While the original focus of the ECC was to mount a common set of databases, this past year the libraries cooperated in smaller groups to purchase databases which may not fit the needs or budgets of all the institutions. Thus some libraries share subscriptions to Cambridge Scientific Abstracts, Engineering Village, the ISI Web of Science, Compendex Web, Francis, IAC Legal Trac, and most recently, Galenet. All institutions share Congressional Universe and Lexis-Nexis Academic Universe. In the realm of full text electronic journals, several of the libraries aare cooperating in the purchase of the Elsevier Electronic Journals project.
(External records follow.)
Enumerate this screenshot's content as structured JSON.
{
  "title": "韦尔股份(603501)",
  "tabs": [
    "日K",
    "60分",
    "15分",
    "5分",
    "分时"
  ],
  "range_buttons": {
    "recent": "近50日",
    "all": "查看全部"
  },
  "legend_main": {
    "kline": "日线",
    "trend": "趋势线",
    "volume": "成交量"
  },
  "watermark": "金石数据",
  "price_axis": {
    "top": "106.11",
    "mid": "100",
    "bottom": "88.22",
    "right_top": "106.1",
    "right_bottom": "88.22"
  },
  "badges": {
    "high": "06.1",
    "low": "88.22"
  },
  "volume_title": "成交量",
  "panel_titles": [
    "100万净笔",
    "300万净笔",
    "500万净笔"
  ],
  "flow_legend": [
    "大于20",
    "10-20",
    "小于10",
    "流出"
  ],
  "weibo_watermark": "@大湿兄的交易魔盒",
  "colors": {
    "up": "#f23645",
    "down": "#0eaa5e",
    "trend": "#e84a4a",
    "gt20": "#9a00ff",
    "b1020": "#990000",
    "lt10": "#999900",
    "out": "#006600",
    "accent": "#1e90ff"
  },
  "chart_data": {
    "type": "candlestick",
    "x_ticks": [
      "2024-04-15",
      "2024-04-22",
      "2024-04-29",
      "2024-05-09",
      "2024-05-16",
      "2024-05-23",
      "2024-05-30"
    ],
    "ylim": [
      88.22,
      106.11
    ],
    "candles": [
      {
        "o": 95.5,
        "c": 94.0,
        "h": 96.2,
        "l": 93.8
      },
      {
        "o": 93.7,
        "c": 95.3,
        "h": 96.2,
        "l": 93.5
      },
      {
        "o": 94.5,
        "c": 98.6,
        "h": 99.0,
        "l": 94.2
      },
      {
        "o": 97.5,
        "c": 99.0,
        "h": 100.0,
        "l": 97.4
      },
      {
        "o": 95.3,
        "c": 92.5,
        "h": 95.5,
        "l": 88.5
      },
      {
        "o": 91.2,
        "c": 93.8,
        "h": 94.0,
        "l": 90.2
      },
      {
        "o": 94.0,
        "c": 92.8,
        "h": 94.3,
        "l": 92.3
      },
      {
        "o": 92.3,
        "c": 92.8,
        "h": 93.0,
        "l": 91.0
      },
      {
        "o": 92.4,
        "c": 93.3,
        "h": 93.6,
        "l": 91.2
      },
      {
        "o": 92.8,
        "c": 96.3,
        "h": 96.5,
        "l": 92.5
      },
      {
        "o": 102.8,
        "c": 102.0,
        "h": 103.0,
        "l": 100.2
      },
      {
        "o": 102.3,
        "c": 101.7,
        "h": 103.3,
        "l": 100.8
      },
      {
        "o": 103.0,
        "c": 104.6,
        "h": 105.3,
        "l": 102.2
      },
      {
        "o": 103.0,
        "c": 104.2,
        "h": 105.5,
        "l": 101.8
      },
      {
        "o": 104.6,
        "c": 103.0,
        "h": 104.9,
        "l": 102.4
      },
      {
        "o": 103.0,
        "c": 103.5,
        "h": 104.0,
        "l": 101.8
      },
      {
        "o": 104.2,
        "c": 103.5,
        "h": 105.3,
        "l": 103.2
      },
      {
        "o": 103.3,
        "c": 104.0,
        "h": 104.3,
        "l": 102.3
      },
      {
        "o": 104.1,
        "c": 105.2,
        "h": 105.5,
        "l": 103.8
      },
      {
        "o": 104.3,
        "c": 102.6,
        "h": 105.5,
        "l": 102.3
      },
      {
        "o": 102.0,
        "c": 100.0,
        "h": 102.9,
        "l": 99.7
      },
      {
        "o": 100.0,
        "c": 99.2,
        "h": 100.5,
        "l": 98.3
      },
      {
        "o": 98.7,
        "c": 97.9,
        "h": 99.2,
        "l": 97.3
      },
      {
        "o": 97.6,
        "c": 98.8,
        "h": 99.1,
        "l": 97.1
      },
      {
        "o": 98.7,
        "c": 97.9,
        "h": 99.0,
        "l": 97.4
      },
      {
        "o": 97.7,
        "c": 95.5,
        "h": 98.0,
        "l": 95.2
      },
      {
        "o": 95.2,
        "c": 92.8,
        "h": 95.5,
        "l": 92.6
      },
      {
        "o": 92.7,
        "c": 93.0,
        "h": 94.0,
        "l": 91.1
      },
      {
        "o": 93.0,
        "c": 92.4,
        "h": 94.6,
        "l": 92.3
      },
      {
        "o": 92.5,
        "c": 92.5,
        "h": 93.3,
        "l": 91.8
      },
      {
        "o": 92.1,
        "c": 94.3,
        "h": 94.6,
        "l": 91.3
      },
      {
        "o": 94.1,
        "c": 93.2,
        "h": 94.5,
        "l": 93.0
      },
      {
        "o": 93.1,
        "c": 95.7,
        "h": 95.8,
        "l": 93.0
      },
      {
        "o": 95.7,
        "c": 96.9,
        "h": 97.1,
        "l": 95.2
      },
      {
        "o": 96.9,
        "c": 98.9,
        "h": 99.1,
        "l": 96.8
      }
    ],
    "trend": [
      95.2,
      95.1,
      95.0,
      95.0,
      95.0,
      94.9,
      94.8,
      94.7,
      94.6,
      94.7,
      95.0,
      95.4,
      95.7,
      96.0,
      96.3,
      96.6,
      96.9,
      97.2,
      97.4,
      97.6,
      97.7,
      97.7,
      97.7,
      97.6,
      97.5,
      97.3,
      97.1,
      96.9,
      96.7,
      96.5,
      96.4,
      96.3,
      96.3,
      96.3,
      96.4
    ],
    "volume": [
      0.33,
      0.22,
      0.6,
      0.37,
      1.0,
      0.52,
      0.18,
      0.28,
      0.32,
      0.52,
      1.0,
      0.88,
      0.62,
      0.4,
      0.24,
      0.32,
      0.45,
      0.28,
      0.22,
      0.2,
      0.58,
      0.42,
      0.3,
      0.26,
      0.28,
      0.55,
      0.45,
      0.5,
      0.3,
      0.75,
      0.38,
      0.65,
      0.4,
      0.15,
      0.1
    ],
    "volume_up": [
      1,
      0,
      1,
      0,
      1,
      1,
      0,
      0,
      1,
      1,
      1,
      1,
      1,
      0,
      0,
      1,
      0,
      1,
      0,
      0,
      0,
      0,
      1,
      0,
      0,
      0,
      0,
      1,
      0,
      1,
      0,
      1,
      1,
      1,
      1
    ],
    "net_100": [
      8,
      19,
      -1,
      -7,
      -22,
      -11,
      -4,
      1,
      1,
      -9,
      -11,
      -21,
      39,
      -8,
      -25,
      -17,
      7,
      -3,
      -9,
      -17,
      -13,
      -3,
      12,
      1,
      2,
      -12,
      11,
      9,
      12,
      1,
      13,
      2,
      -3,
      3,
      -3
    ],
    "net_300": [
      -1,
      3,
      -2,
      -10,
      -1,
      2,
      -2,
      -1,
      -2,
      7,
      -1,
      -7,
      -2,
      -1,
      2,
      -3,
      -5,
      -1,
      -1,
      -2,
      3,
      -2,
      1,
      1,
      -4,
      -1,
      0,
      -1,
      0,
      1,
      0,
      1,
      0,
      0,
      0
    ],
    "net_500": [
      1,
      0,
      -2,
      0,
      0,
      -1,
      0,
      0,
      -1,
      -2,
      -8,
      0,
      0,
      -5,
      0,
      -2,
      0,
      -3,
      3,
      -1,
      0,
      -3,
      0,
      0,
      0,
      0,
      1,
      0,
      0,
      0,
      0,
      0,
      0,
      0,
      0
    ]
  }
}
Speculation about the DLLI-funded FirstSearch subscription still engages the committee's attention. In January a subcommittee evaluated the FirstSearch service for the SUS. One of the conclusions was that only a handful of the 60+ databases dominated usage, so that dropping titles from the package would result in no savings. The Committee would like to add additional subscription-only databases to the FirstSearch offering, including the purchase of more ports. Once the re-funding of FirstSearch is a certainty, the Committee will pursue this. However, FirstSearch as an all-purpose aggregator of databases has become essential to library services.

The Committee has also revised its database selection process, and has submitted this document to the library directors for their June meeting. The members are still very interested in other search engines, such as OVID and ERL. This April we ran a trial of several OVID databases as well as a full text health collections database from UMI.

Coincidentally, there is new ERL software, which the committee has asked FCLA to investigate.

Plans for the coming year (not in priority order):

1. Put individual library database evaluations up on the FCLA homepage

2. Pursue full text electronic journal subscriptions

3. Work with PSPC to develop guidelines/methodology for indexing free urls on the libraries' menus

4. Continue search engine evaluations (OVID, ERL, etc.)

5. Work with digitization group to expand definition of the "electronic collection"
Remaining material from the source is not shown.